Esclavage : plus grave crime contre l’humanité

Déclaration du Comité Devoir de Mémoire Martinique, le 28 mars 2026, sur le vote de l’ONU du 25 mars 2026

Le Comité Devoir de Mémoire Martinique prend acte du vote du 25 mars 2026 à l’ONU proclamant que  » la traite des Africains réduits en esclavage et l’esclavage racialisé des Africains » sont  » les plus graves crimes contre l’humanité », et s’interroge sur l’abstention de la France.

Pendant plus de quatre siècles, entre 12 et 15 millions d’Africains furent déportés vers les Amériques.

Mais ce chiffre ne reflète qu’une partie de la tragédie.

Avant même l’embarquement, lors des captures, des razzias et des marches forcées vers les côtes, entre 2 et 4 millions de personnes périrent.

Durant la traversée atlantique, dans les cales des navires négriers, près de 2 millions d’êtres humains moururent.

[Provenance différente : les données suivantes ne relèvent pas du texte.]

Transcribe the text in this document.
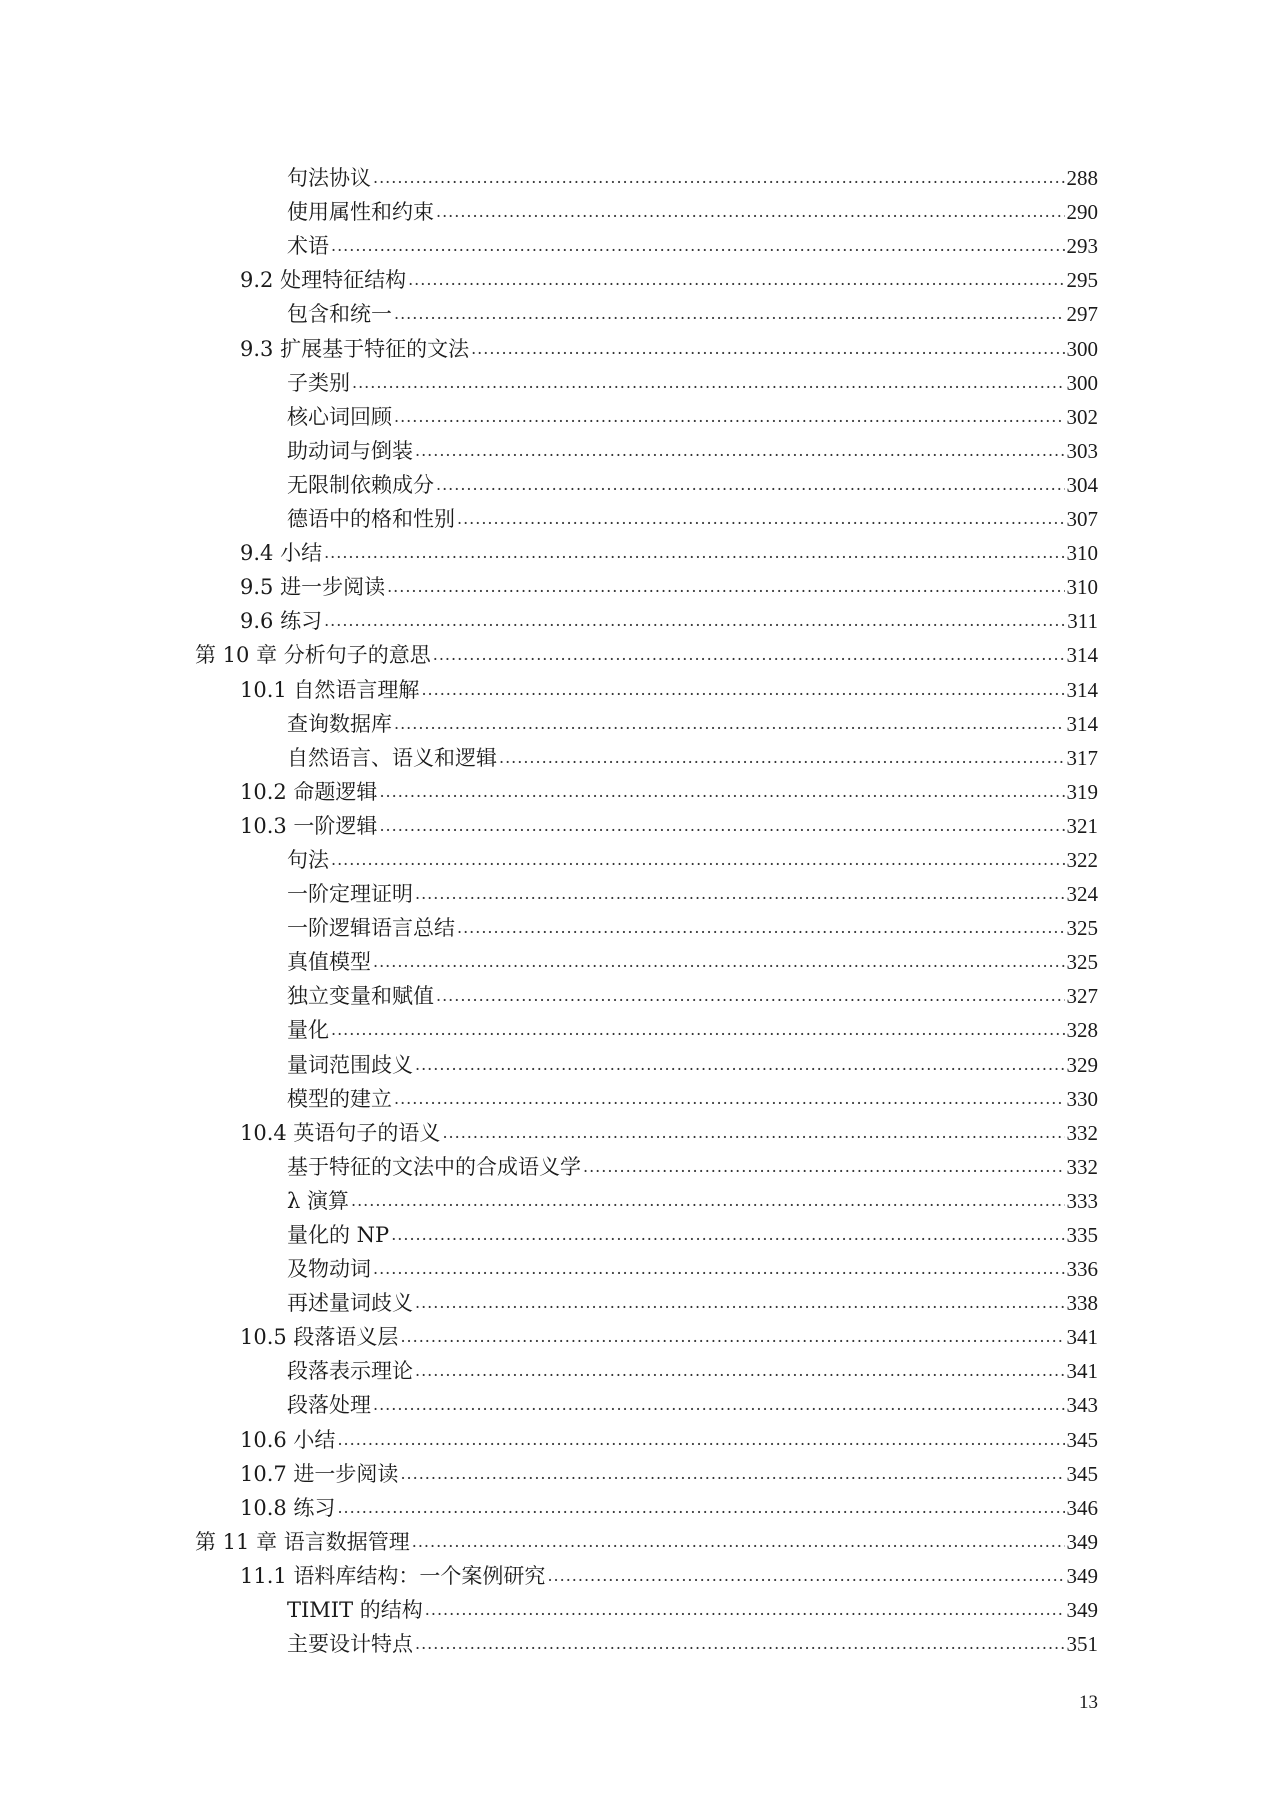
句法协议 .....	288
使用属性和约束 .....	290
术语 .....	293
9.2 处理特征结构 .....	295
包含和统一 .....	297
9.3 扩展基于特征的文法 .....	300
子类别 .....	300
核心词回顾 .....	302
助动词与倒装 .....	303
无限制依赖成分 .....	304
德语中的格和性别 .....	307
9.4 小结 .....	310
9.5 进一步阅读 .....	310
9.6 练习 .....	311
第 10 章 分析句子的意思 .....	314
10.1 自然语言理解 .....	314
查询数据库 .....	314
自然语言、语义和逻辑 .....	317
10.2 命题逻辑 .....	319
10.3 一阶逻辑 .....	321
句法 .....	322
一阶定理证明 .....	324
一阶逻辑语言总结 .....	325
真值模型 .....	325
独立变量和赋值 .....	327
量化 .....	328
量词范围歧义 .....	329
模型的建立 .....	330
10.4 英语句子的语义 .....	332
基于特征的文法中的合成语义学 .....	332
λ 演算 .....	333
量化的 NP .....	335
及物动词 .....	336
再述量词歧义 .....	338
10.5 段落语义层 .....	341
段落表示理论 .....	341
段落处理 .....	343
10.6 小结 .....	345
10.7 进一步阅读 .....	345
10.8 练习 .....	346
第 11 章 语言数据管理 .....	349
11.1 语料库结构：一个案例研究 .....	349
TIMIT 的结构 .....	349
主要设计特点 .....	351
13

Une fois arrivés dans les Amériques, la mortalité demeura extrêmement élevée.

Dans les plantations esclavagistes, entre 30 % et 50 % des nouveaux arrivants mouraient dans les dix premières années, victimes du travail forcé, de la malnutrition, des maladies et des violences.

Cela représente entre 3 et 6 millions de morts supplémentaires.

Ainsi, il est historiquement raisonnable d’estimer que entre 7 et 12 millions d’êtres humains périrent directement du fait de la traite transatlantique et de l’esclavage.

Ces chiffres ne prennent pas en compte :

la destruction démographique de l’Afrique

les morts sur plusieurs générations

les millions d’enfants qui ne naquirent jamais

L’esclavage transatlantique fut donc une entreprise de destruction humaine massive, accompagnée d’un racisme structurel dont les conséquences continuent de marquer l’organisation du monde, les inégalités économiques et les rapports sociaux contemporains.

Le Comité Devoir de Mémoire Martinique regrette profondément le vote négatif des États-Unis, d’Israël et de l’Argentine.

Il exprime également son incompréhension face aux abstentions européennes, et particulièrement celle de la France.

Cette position est d’autant plus regrettable que la France avait déjà reconnu, par la loi Taubira de 2001, l’esclavage comme crime contre l’humanité.

La France disposait d’une occasion historique d’affirmer cette reconnaissance.

Elle a choisi de s’abstenir.

Le Comité Devoir de Mémoire Martinique prend également acte de l’absence de vote du Bénin, qui interpelle au regard de l’histoire partagée de la traite.

Ce vote marque néanmoins une évolution majeure :

une large majorité de la communauté internationale reconnaît désormais l’ampleur de cette barbarie.

Mais cette reconnaissance doit désormais s’accompagner d’une exigence de mémoire, de justice et de transmission.

Car l’histoire de l’esclavage ne relève pas seulement du passé.

Elle continue de structurer les inégalités et injustice de notre présent.
Mais au-delà des vies détruites, c’est une part de l’humanité qui fut amputée.

Ce sont des poètes qui ne sont jamais nés.

Des chants qui n’ont jamais été entendus.

Des œuvres qui ne furent jamais créées.

Des savoirs qui furent perdus.

Des civilisations qui furent brisées.

Des millions d’intelligences, de sensibilités, de beautés humaines ont été arrachées au monde.

L’esclavage n’a pas seulement tué des hommes et des femmes.

Il a tué des futurs.

Il a détruit des possibles.

Il a appauvri l’humanité tout entière.
Pour toutes ces raisons, le Comité Devoir de Mémoire de Martinique continue de lutter contre l’oubli et aujourd’hui contre l’amnésie.